The flexible panels dispense with the 'glass sandwich' approach used by most photovoltaic module vendors.  Treves claims that this allows for a six-percent increase in power generation because of increased transmissivity. This also potentially allows a lot more of the environment in -- so Treves has to prove that the product can handle thermal cycling, impact and UV.

Global Solar Energy and Konarka are some of the many vendors making flexible solar materials for portable power usage.  Certainly, HighFlex's use of c-Si gives them an advantage in terms of efficiency.  Applications that HighFlex are going after include portable-device charging, but also automotive applications.  Car makers have expressed an interest in covering the roofs and hoods of vehicles with solar, an application for which properties such as being lightweight and flexible would be imperative. The firm is working with a Fiat EV and an electric truck, as well as the roof of a certain well-funded EV startup in southern California.

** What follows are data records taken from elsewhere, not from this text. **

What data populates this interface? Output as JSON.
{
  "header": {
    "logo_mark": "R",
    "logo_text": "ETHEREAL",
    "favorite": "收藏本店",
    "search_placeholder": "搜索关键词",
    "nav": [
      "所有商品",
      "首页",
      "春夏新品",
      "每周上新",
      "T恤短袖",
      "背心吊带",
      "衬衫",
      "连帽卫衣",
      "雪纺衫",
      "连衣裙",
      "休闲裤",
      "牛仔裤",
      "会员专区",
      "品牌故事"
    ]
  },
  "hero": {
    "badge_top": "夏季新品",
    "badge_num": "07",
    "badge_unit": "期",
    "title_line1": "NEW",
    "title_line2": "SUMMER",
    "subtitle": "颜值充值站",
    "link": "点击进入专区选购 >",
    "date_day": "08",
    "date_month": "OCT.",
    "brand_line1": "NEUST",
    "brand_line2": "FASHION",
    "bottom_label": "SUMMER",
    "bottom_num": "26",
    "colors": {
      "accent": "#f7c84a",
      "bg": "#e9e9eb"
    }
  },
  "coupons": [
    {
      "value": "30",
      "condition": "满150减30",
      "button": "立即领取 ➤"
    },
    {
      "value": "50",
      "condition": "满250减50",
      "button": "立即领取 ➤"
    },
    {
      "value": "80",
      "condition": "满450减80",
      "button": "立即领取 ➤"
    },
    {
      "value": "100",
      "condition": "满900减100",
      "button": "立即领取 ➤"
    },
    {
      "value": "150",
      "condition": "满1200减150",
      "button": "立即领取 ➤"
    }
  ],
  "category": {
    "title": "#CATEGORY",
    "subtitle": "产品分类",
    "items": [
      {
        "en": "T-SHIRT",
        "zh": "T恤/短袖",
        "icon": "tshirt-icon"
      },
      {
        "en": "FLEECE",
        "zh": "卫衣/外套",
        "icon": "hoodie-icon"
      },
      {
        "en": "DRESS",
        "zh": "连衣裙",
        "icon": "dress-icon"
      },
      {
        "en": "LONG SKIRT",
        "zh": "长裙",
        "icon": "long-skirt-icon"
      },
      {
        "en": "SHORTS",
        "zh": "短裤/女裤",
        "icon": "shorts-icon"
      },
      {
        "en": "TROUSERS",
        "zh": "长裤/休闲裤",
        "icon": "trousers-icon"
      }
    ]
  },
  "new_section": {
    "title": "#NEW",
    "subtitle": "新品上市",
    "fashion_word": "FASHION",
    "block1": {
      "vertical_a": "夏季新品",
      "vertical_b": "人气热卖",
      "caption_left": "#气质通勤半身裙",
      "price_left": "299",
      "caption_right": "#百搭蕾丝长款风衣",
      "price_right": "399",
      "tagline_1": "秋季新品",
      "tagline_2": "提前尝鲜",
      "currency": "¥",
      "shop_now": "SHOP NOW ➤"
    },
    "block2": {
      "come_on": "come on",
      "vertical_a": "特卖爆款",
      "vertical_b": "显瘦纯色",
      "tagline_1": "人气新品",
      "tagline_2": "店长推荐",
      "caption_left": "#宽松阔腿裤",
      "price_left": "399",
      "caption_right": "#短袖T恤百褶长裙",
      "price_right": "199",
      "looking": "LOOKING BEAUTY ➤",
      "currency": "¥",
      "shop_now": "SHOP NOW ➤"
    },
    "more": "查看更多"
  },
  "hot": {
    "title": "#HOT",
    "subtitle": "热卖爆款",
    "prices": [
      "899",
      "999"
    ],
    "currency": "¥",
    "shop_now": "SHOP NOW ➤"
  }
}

HighFlex has its sights set on the building-integrated PV industry, such as it is.  Currently, BIPV is actually BAPV (building-applied PV) from the likes of Energy Conversion Devices with their amorphous silicon technology.  Treves sees HighFlex as being able to generate 2.5 times more power at half the weight of ECD's units.   

And to round out its ambitions, HighFlex sees its products' key attributes, such as light weight and the ability to cover larger areas, as making them a cost-effective choice for solar farms.  The CEO claims that they can save 82 cents per watt on the installed cost because of a reduced Bill of Materials, less Balance of System costs, decreased transportation costs, more energy gain, and fewer required mounting structures.

HighFlex takes its green credentials seriously and highlights the sustainability aspect of their solution.  Treves claims that the product's unique design gets rid of much of the water used in the traditional PV manufacturing process, reduces packaging and cardboard by 66 percent, and reduces the embedded energy in the panel by 20 percent. Furthermore, the absence of EVA in the HighFlex product makes it easier to disassemble, recycle and reuse.
Currently self-funded, the startup is looking to raise $2 million in seed funding.